UNH's Vice President of Finance and Administration Announces a Curtailment of His Own

Tuesday, June 3, 2014
dick cannon

Dick Cannon has spent his last winter as the mythical man behind the snow day.

After nearly nine years as vice president of finance and administration, Cannon will step down around the Thanksgiving holiday. Not for a new position—although there is little doubt he will remain active professionally—but to retire. A self-described compulsive planner, he’s thinking only about tackling a stack of books and possibly a few MOOCs.

“I’m very optimistic for UNH’s future,” he says. “We’ve collectively been doing a lot of the right things to prepare for the times we are in, accommodating the demand for universities to adapt and change. We’ve become more flexible and able to respond more quickly to what students and parents need. Our physical assets are in better shape, our housing, dining, and transportation operations are constantly adjusting to student and staff needs while keeping quality high, we have introduced a number of creative wellness and health cost containment strategies, we’re approaching our human resources and talent in thoughtful ways, and our financial organization is stronger than it’s ever been.”

And about those snow days? And his communications about snow days trending on Twitter? Cannon says it’s just part of the job. “Why do I do it? Because my team is responsible for cleaning up the mess,” he says with a laugh. “On the one hand you want to do everything you can to maintain the availability of the campus while at the same time the weather in New England can be quite hostile and variable. This year we decided to communicate early with the community about what we saw in terms of the forecast and what we were thinking about, and I believe it really made a difference.”

The chance to make a difference is what first drew Cannon to UNH. “UNH is big enough to have a lot of offerings and breadth of programs but yet not so large that you can’t put your arms around it and measure your progress and contribution over time. I feel I’ve been able to be a trusted advisor and partner to the president. He can throw me any challenge and it’s my job to find a way to say yes."

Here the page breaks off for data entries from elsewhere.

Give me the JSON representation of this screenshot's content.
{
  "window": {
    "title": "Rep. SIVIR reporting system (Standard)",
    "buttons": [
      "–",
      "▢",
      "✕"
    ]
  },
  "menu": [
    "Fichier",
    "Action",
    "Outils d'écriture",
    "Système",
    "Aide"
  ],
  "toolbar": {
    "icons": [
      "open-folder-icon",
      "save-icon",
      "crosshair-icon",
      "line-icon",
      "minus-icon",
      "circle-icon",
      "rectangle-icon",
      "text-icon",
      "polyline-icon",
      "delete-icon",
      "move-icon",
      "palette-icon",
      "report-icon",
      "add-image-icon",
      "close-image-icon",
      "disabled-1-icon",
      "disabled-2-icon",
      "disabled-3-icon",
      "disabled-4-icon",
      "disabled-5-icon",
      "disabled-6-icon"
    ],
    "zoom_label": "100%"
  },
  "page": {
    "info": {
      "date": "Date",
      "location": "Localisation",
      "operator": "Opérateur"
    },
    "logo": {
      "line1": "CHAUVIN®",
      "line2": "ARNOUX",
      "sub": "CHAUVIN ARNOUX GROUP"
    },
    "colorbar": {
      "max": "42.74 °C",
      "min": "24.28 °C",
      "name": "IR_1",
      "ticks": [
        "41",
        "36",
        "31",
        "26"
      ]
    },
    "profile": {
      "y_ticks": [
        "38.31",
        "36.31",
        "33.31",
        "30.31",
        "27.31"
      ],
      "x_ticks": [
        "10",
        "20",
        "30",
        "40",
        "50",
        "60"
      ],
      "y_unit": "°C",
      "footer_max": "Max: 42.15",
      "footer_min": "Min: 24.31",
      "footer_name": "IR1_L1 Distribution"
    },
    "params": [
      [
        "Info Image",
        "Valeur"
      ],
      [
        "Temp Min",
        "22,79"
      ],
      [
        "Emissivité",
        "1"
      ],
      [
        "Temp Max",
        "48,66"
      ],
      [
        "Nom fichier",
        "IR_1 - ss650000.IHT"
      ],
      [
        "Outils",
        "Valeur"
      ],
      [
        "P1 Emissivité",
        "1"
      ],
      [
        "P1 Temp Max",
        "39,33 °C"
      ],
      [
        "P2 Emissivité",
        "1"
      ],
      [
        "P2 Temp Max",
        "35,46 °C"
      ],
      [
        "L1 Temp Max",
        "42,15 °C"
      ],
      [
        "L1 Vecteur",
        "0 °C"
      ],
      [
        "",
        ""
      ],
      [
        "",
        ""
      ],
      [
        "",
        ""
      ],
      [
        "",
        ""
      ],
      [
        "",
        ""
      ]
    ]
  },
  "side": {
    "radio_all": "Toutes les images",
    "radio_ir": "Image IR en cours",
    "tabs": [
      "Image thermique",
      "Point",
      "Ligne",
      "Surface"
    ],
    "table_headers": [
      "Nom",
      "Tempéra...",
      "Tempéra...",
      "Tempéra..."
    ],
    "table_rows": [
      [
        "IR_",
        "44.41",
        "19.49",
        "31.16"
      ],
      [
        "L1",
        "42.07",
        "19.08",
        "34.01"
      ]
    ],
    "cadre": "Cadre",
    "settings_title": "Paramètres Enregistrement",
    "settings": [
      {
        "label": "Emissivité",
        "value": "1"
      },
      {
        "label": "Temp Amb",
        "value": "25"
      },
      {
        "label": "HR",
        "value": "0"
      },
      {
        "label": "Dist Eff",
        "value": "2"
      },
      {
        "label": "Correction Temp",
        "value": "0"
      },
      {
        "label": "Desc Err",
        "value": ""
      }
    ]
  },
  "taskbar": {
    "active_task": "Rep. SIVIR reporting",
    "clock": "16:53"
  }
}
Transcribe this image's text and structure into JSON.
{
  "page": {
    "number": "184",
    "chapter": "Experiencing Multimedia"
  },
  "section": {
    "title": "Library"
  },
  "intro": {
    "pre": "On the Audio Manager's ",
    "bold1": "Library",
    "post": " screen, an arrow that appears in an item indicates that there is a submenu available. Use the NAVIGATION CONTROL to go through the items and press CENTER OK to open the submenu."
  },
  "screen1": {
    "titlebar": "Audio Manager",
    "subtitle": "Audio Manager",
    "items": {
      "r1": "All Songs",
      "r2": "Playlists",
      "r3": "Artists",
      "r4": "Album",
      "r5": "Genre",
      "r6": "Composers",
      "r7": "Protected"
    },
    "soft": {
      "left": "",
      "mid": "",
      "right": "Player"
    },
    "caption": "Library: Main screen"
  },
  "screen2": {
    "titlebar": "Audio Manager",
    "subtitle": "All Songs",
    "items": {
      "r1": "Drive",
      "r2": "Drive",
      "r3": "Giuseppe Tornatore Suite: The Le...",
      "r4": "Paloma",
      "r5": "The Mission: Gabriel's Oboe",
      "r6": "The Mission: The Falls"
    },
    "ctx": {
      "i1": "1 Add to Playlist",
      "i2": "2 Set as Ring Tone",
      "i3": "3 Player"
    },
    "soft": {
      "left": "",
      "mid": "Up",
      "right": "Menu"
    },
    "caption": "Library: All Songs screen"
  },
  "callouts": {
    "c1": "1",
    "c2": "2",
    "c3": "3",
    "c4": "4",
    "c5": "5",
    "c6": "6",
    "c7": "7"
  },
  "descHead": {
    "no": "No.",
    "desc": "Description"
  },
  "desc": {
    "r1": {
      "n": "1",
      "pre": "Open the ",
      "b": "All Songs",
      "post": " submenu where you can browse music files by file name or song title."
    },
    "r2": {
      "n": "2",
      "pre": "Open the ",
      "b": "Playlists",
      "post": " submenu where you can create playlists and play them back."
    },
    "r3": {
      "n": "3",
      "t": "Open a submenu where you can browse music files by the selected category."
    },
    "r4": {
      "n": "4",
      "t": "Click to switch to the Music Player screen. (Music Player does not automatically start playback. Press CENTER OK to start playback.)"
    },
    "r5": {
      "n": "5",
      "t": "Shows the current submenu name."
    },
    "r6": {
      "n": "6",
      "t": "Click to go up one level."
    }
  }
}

“Dick has played a central role in every major institutional advance at UNH during the last eight years,” says President Mark Huddleston. “He is the most thoughtful and creative administrator I have ever had a chance to work with. Dick has a tenacious and unselfish commitment to helping his colleagues achieve goals that make this a better place. He leads a team that provides the finance and administrative services necessary to support our faculty and students in doing their work. We couldn’t have survived, much less thrived, over the last decade without Dick’s leadership.”

“My job has been to keep the trains running on time with few interruptions,” Cannon adds. “There is always more to do, but I feel really good about the progress of our teams. We’ve been able to rebuild a lot of the campus physical structure and repair its heart and lungs—the systems under ground, behind walls, and on roofs. We’ve become an exemplar in how to provide energy, and the information technology organization is enormously productive, while maintaining very high up time on our network and introducing technology increasingly in all that we do.”

Cannon is hard pressed to identify his biggest accomplishment, citing recent progressive and responsive changes in human resources as well as the creation of Healthy UNH as recent highlights, but notes that one of them was also the most surprising. “It’s been really a pleasure to have the opportunity to work with the University System of New Hampshire board of trustees and participate in their initiative of change management and conceptualizing different relationship between campuses and the board. It was very gratifying work. The work we did resulted in important changes to the way the campuses work with the system office that will be enduring and establish more balanced relationships.”

President Huddleston will appoint a committee to conduct a national search for Cannon’s replacement.